Le concert que j’avais donné m’ayant été un peu fructueux, j’eus au moins la consolation de pouvoir la bien soigner. Je n’ai pourtant jamais pris de garde, et n’aurais point voulu la quitter d’un seul instant. Le 14 octobre, à sept heures du soir, la trouvant plus mal, j’envoyai dire à une de mes cousines de se rendre près de moi ; elle ne se trouva justement pas chez elle, et lorsqu’elle rentra, on oublia de l’en prévenir. Je suis donc restée seule, près de ma pauvre mère, toute cette affreuse nuit. À six heures du matin, elle voulut me parler, mais ses paroles étaient inintelligibles.
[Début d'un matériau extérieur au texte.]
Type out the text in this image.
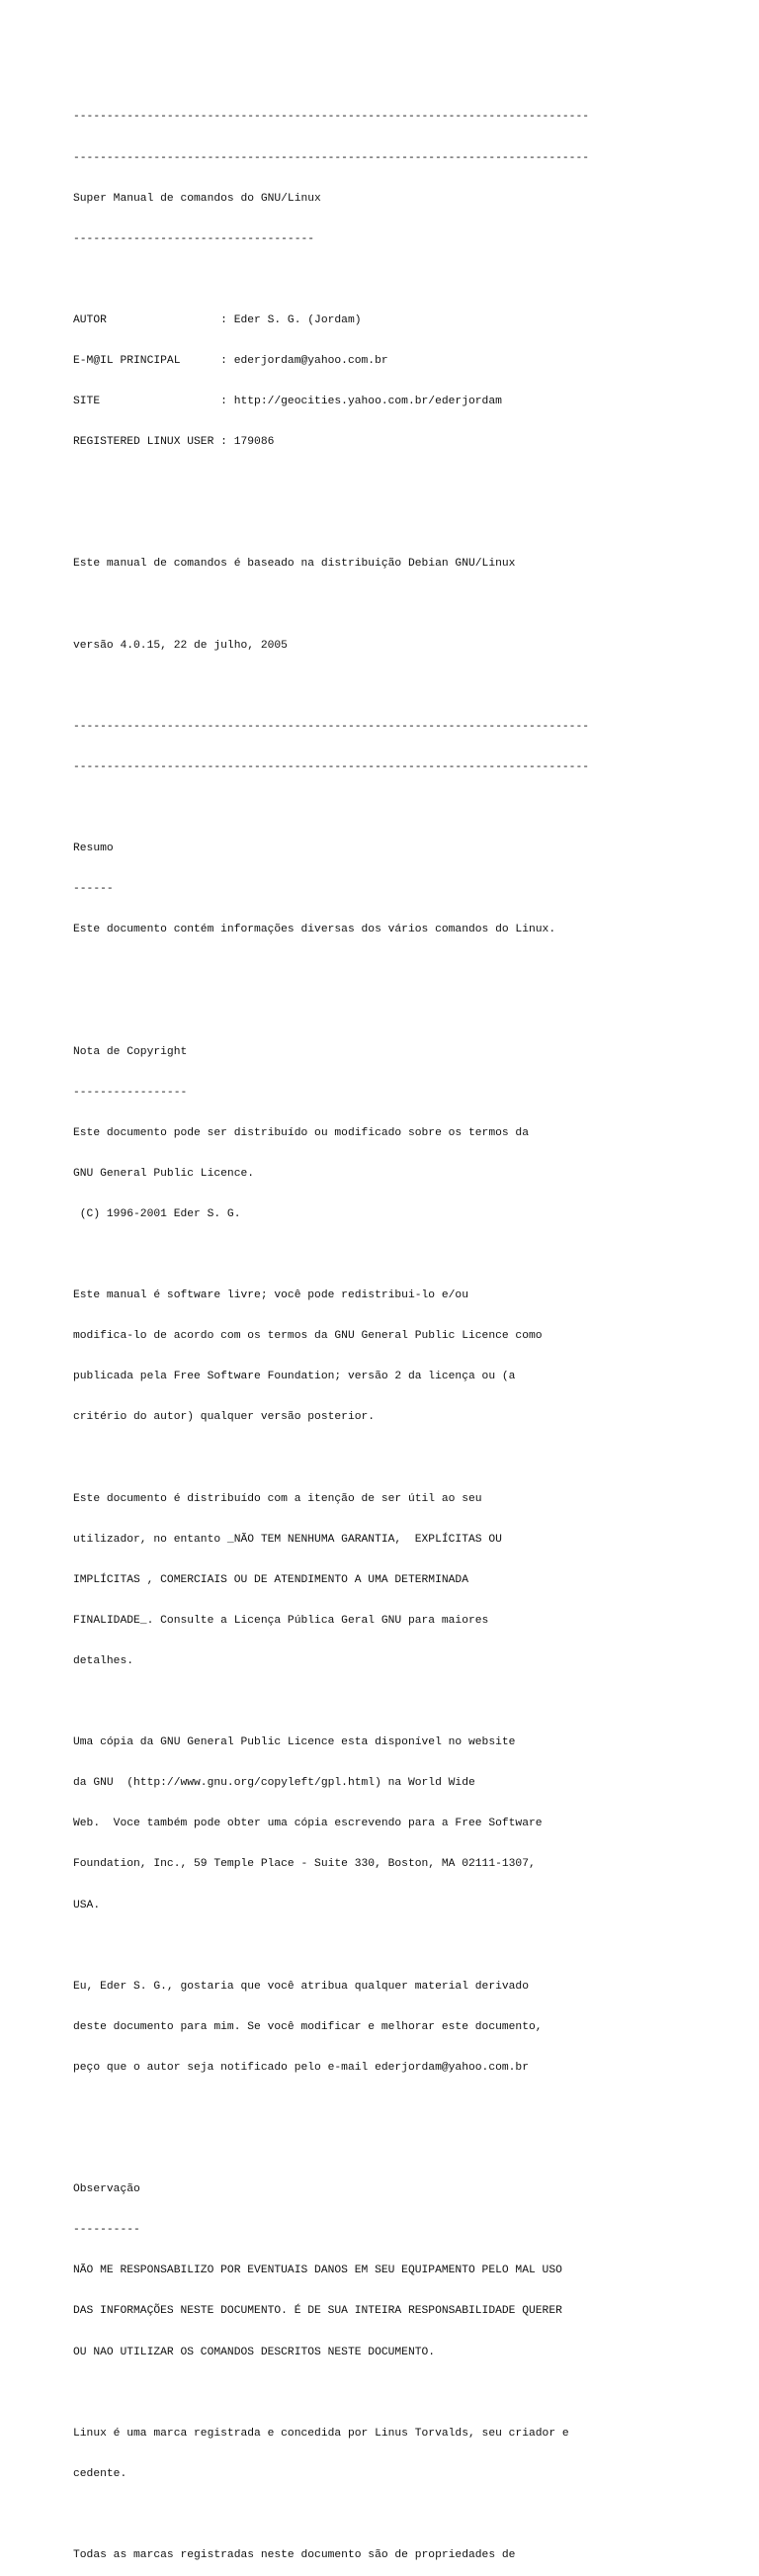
-----------------------------------------------------------------------------

-----------------------------------------------------------------------------

Super Manual de comandos do GNU/Linux

------------------------------------

AUTOR                 : Eder S. G. (Jordam)

E-M@IL PRINCIPAL      : ederjordam@yahoo.com.br

SITE                  : http://geocities.yahoo.com.br/ederjordam

REGISTERED LINUX USER : 179086

Este manual de comandos é baseado na distribuição Debian GNU/Linux

versão 4.0.15, 22 de julho, 2005

-----------------------------------------------------------------------------

-----------------------------------------------------------------------------

Resumo

------

Este documento contém informações diversas dos vários comandos do Linux.

Nota de Copyright

-----------------

Este documento pode ser distribuído ou modificado sobre os termos da

GNU General Public Licence.

(C) 1996-2001 Eder S. G.

Este manual é software livre; você pode redistribui-lo e/ou

modifica-lo de acordo com os termos da GNU General Public Licence como

publicada pela Free Software Foundation; versão 2 da licença ou (a

critério do autor) qualquer versão posterior.

Este documento é distribuído com a itenção de ser útil ao seu

utilizador, no entanto _NÃO TEM NENHUMA GARANTIA,  EXPLÍCITAS OU

IMPLÍCITAS , COMERCIAIS OU DE ATENDIMENTO A UMA DETERMINADA

FINALIDADE_. Consulte a Licença Pública Geral GNU para maiores

detalhes.

Uma cópia da GNU General Public Licence esta disponível no website

da GNU  (http://www.gnu.org/copyleft/gpl.html) na World Wide

Web.  Voce também pode obter uma cópia escrevendo para a Free Software

Foundation, Inc., 59 Temple Place - Suite 330, Boston, MA 02111-1307,

USA.

Eu, Eder S. G., gostaria que você atribua qualquer material derivado

deste documento para mim. Se você modificar e melhorar este documento,

peço que o autor seja notificado pelo e-mail ederjordam@yahoo.com.br

Observação

----------

NÃO ME RESPONSABILIZO POR EVENTUAIS DANOS EM SEU EQUIPAMENTO PELO MAL USO

DAS INFORMAÇÕES NESTE DOCUMENTO. É DE SUA INTEIRA RESPONSABILIDADE QUERER

OU NAO UTILIZAR OS COMANDOS DESCRITOS NESTE DOCUMENTO.

Linux é uma marca registrada e concedida por Linus Torvalds, seu criador e

cedente.

Todas as marcas registradas neste documento são de propriedades de
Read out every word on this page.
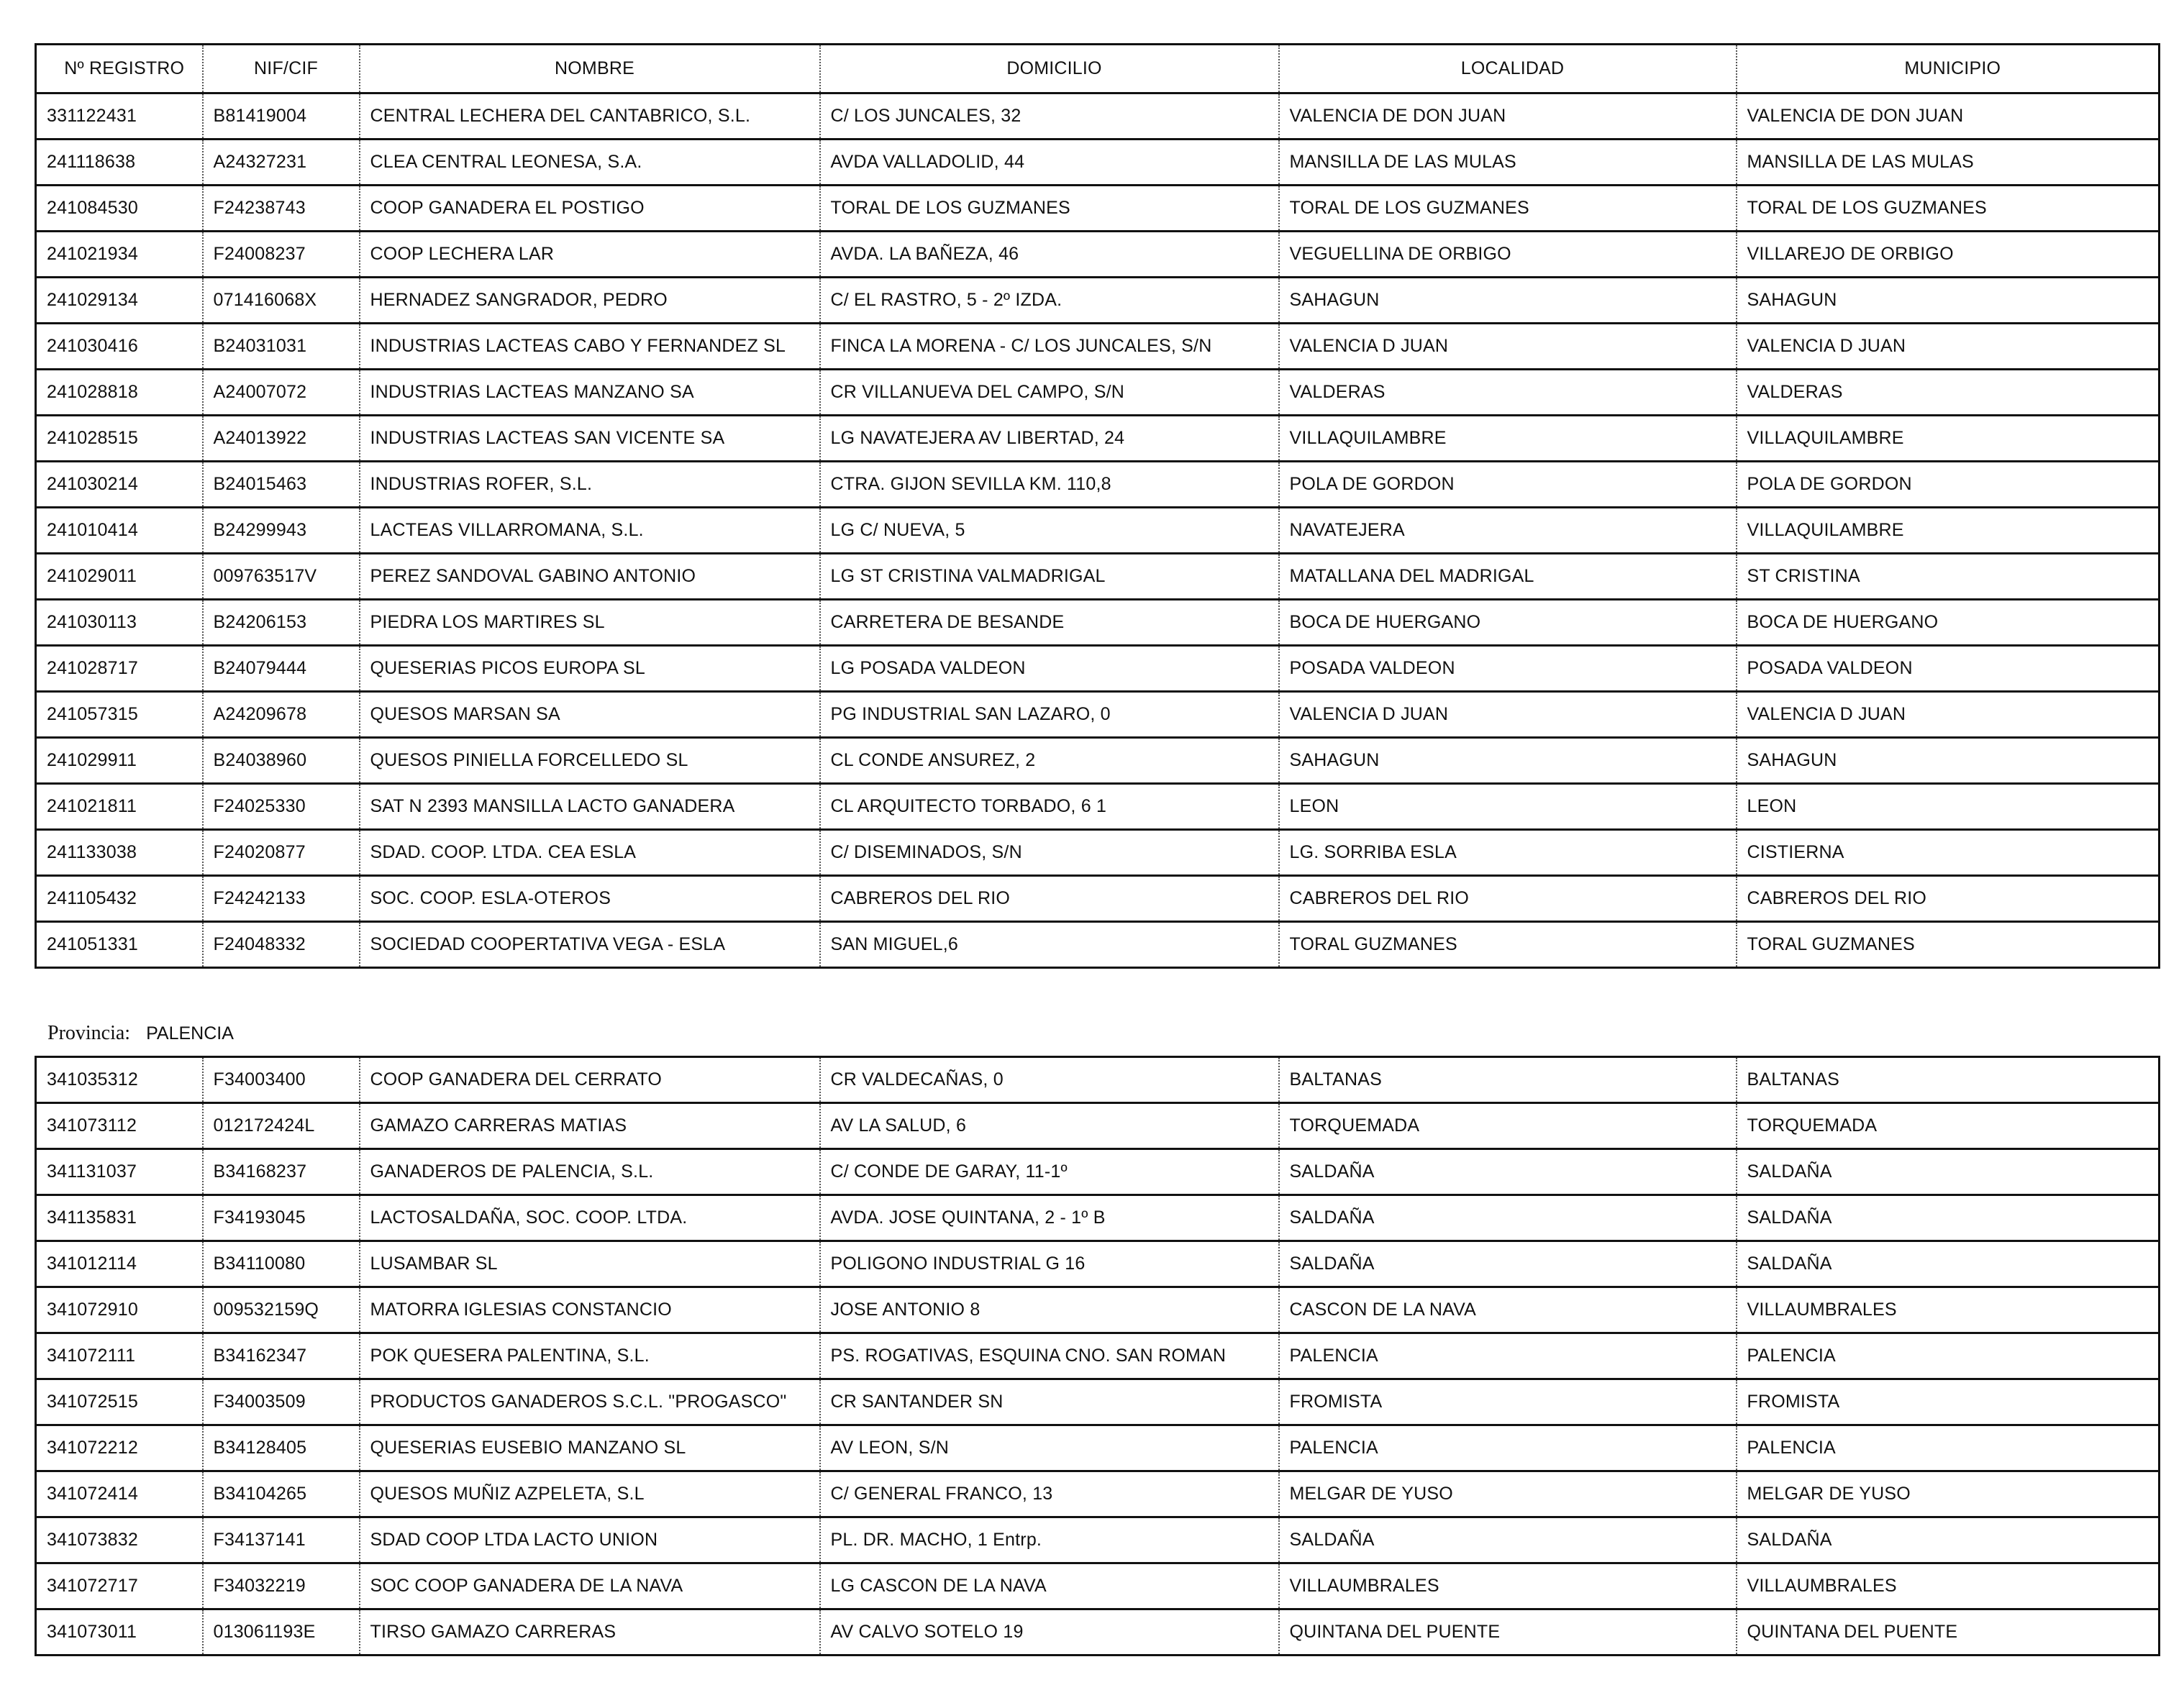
Nº REGISTRO	NIF/CIF	NOMBRE	DOMICILIO	LOCALIDAD	MUNICIPIO
331122431	B81419004	CENTRAL LECHERA DEL CANTABRICO, S.L.	C/ LOS JUNCALES, 32	VALENCIA DE DON JUAN	VALENCIA DE DON JUAN
241118638	A24327231	CLEA CENTRAL LEONESA, S.A.	AVDA VALLADOLID, 44	MANSILLA DE LAS MULAS	MANSILLA DE LAS MULAS
241084530	F24238743	COOP GANADERA EL POSTIGO	TORAL DE LOS GUZMANES	TORAL DE LOS GUZMANES	TORAL DE LOS GUZMANES
241021934	F24008237	COOP LECHERA LAR	AVDA. LA BAÑEZA, 46	VEGUELLINA DE ORBIGO	VILLAREJO DE ORBIGO
241029134	071416068X	HERNADEZ SANGRADOR, PEDRO	C/ EL RASTRO, 5 - 2º IZDA.	SAHAGUN	SAHAGUN
241030416	B24031031	INDUSTRIAS LACTEAS CABO Y FERNANDEZ SL	FINCA LA MORENA - C/ LOS JUNCALES, S/N	VALENCIA D JUAN	VALENCIA D JUAN
241028818	A24007072	INDUSTRIAS LACTEAS MANZANO SA	CR VILLANUEVA DEL CAMPO, S/N	VALDERAS	VALDERAS
241028515	A24013922	INDUSTRIAS LACTEAS SAN VICENTE SA	LG NAVATEJERA AV LIBERTAD, 24	VILLAQUILAMBRE	VILLAQUILAMBRE
241030214	B24015463	INDUSTRIAS ROFER, S.L.	CTRA. GIJON SEVILLA KM. 110,8	POLA DE GORDON	POLA DE GORDON
241010414	B24299943	LACTEAS VILLARROMANA, S.L.	LG C/ NUEVA, 5	NAVATEJERA	VILLAQUILAMBRE
241029011	009763517V	PEREZ SANDOVAL GABINO ANTONIO	LG ST CRISTINA VALMADRIGAL	MATALLANA DEL MADRIGAL	ST CRISTINA
241030113	B24206153	PIEDRA LOS MARTIRES SL	CARRETERA DE BESANDE	BOCA DE HUERGANO	BOCA DE HUERGANO
241028717	B24079444	QUESERIAS PICOS EUROPA SL	LG POSADA VALDEON	POSADA VALDEON	POSADA VALDEON
241057315	A24209678	QUESOS MARSAN SA	PG INDUSTRIAL SAN LAZARO, 0	VALENCIA D JUAN	VALENCIA D JUAN
241029911	B24038960	QUESOS PINIELLA FORCELLEDO SL	CL CONDE ANSUREZ, 2	SAHAGUN	SAHAGUN
241021811	F24025330	SAT N 2393 MANSILLA LACTO GANADERA	CL ARQUITECTO TORBADO, 6 1	LEON	LEON
241133038	F24020877	SDAD. COOP. LTDA. CEA ESLA	C/ DISEMINADOS, S/N	LG. SORRIBA ESLA	CISTIERNA
241105432	F24242133	SOC. COOP. ESLA-OTEROS	CABREROS DEL RIO	CABREROS DEL RIO	CABREROS DEL RIO
241051331	F24048332	SOCIEDAD COOPERTATIVA VEGA - ESLA	SAN MIGUEL,6	TORAL GUZMANES	TORAL GUZMANES
Provincia: PALENCIA
341035312	F34003400	COOP GANADERA DEL CERRATO	CR VALDECAÑAS, 0	BALTANAS	BALTANAS
341073112	012172424L	GAMAZO CARRERAS MATIAS	AV LA SALUD, 6	TORQUEMADA	TORQUEMADA
341131037	B34168237	GANADEROS DE PALENCIA, S.L.	C/ CONDE DE GARAY, 11-1º	SALDAÑA	SALDAÑA
341135831	F34193045	LACTOSALDAÑA, SOC. COOP. LTDA.	AVDA. JOSE QUINTANA, 2 - 1º B	SALDAÑA	SALDAÑA
341012114	B34110080	LUSAMBAR SL	POLIGONO INDUSTRIAL G 16	SALDAÑA	SALDAÑA
341072910	009532159Q	MATORRA IGLESIAS CONSTANCIO	JOSE ANTONIO 8	CASCON DE LA NAVA	VILLAUMBRALES
341072111	B34162347	POK QUESERA PALENTINA, S.L.	PS. ROGATIVAS, ESQUINA CNO. SAN ROMAN	PALENCIA	PALENCIA
341072515	F34003509	PRODUCTOS GANADEROS S.C.L. "PROGASCO"	CR SANTANDER SN	FROMISTA	FROMISTA
341072212	B34128405	QUESERIAS EUSEBIO MANZANO SL	AV LEON, S/N	PALENCIA	PALENCIA
341072414	B34104265	QUESOS MUÑIZ AZPELETA, S.L	C/ GENERAL FRANCO, 13	MELGAR DE YUSO	MELGAR DE YUSO
341073832	F34137141	SDAD COOP LTDA LACTO UNION	PL. DR. MACHO, 1 Entrp.	SALDAÑA	SALDAÑA
341072717	F34032219	SOC COOP GANADERA DE LA NAVA	LG CASCON DE LA NAVA	VILLAUMBRALES	VILLAUMBRALES
341073011	013061193E	TIRSO GAMAZO CARRERAS	AV CALVO SOTELO 19	QUINTANA DEL PUENTE	QUINTANA DEL PUENTE
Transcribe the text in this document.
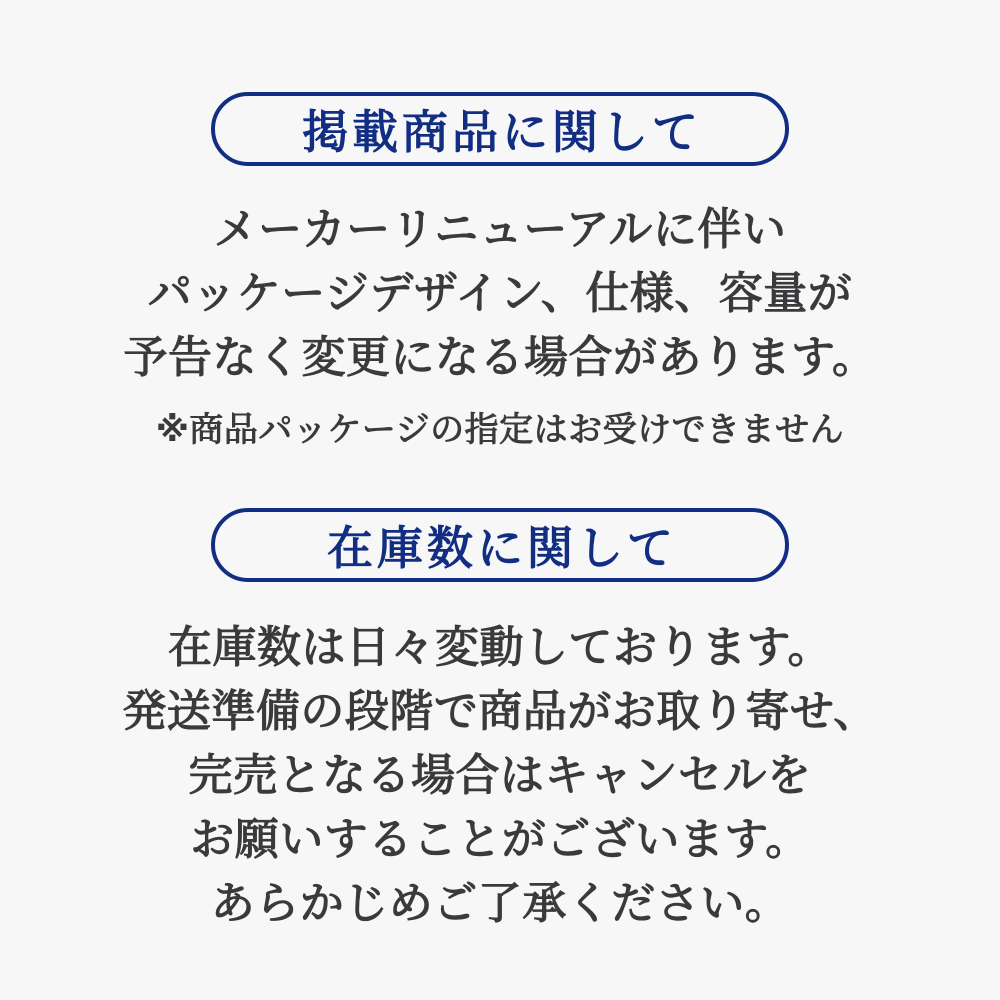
掲載商品に関して

メーカーリニューアルに伴い
パッケージデザイン、仕様、容量が
予告なく変更になる場合があります。

※商品パッケージの指定はお受けできません

在庫数に関して

在庫数は日々変動しております。
発送準備の段階で商品がお取り寄せ、
完売となる場合はキャンセルを
お願いすることがございます。
あらかじめご了承ください。
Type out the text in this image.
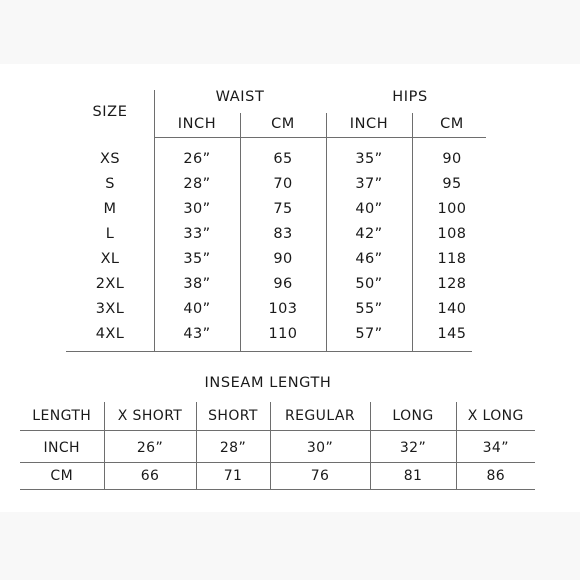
SIZE
WAIST	HIPS
INCH	CM	INCH	CM
XS	26”	65	35”	90
S	28”	70	37”	95
M	30”	75	40”	100
L	33”	83	42”	108
XL	35”	90	46”	118
2XL	38”	96	50”	128
3XL	40”	103	55”	140
4XL	43”	110	57”	145
INSEAM LENGTH
LENGTH	X SHORT	SHORT	REGULAR	LONG	X LONG
INCH	26”	28”	30”	32”	34”
CM	66	71	76	81	86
Hélas ! tout était fini !… J’ouvris ma porte ; une femme montait avec un pot au lait ; je la saisis convulsivement par le bras et l’entraînai devant cet horrible spectacle… Une tante, que j’avais à Paris, m’emmena de force de cette maison, où je laissais tout ce que j’avais eu de plus cher au monde ; car jamais je n’avais quitté ma mère une seule journée ; et qu’allais-je devenir seule dans Paris ?… C’est alors que je regrettai un très-beau mariage que j’avais refusé peu de temps avant ce malheur, et cela dans la crainte de quitter celle que je n’avais plus !…

Je m’arrête ici, chère Fanny ; car le reste de ma journée va être bien attristé par ces cruels souvenirs. Demain je reprendrai ma plume.